Wednesday, July 16, 2008

General Motors sticks the knife in GM retirees' back.


Effective Jan. 1, GM will end health benefits for 97,400 salaried retirees, their spouses and dependents.
Retirees will receive an extra $300 a month in their pension checks that could be used to buy health care.
Salaried Chrysler LLC and Ford Motor Corp. retirees had to make similar choices in the past two years, after receiving years of coverage for medical, dental, vision, prescription drug and some rehabilitation services with modest co-pays.
Although half of American employers still offer health benefits to retirees, the trend is to drop retirement health plans for newer workers or freeze coverage for current retirees to save money, according to the Kaiser Family Foundation, a nonprofit health research organization.

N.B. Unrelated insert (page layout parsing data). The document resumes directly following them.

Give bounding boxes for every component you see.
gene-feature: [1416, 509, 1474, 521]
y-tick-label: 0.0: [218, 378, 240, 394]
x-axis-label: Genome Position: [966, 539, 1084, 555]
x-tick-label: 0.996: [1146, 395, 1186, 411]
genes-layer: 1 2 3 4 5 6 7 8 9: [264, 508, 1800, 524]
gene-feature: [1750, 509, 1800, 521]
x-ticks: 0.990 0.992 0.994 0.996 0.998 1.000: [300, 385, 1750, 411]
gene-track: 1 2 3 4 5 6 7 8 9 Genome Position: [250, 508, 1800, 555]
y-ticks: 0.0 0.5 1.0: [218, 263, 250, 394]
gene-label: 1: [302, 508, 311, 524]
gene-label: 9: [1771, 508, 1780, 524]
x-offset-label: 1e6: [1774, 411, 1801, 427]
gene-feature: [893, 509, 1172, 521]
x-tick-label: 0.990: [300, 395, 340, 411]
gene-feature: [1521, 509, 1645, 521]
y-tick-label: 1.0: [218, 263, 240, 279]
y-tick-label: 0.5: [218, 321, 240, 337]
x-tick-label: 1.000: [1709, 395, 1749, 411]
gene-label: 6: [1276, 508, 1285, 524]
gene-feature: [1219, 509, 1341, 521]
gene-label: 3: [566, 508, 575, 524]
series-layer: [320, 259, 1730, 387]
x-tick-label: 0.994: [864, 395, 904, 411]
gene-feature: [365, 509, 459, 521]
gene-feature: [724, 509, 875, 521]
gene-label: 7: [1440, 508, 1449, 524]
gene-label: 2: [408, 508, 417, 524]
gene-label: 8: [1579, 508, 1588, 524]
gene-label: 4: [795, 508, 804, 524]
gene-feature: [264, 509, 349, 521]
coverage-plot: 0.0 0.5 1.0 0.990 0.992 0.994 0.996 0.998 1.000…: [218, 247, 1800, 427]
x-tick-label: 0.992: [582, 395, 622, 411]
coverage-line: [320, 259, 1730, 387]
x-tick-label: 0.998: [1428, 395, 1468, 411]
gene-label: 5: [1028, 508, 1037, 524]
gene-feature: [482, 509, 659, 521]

Now GM retirees must also navigate the confusing world of Medicare — a health insurance plan some find so bewildering that many settle for costlier plans without doing the research to find cheaper, more comprehensive ones.
GM has hired ExtendHealth, a San Francisco benefits management company, to help retirees find new health coverage, said GM spokeswoman Michelle Bunker.
More on the story.
In addition: GM said that it would suspend its dividend, sell assets worth as much as $4 billion, borrow an additional $2 billion to $3 billion and lay off salaried workers, among other steps.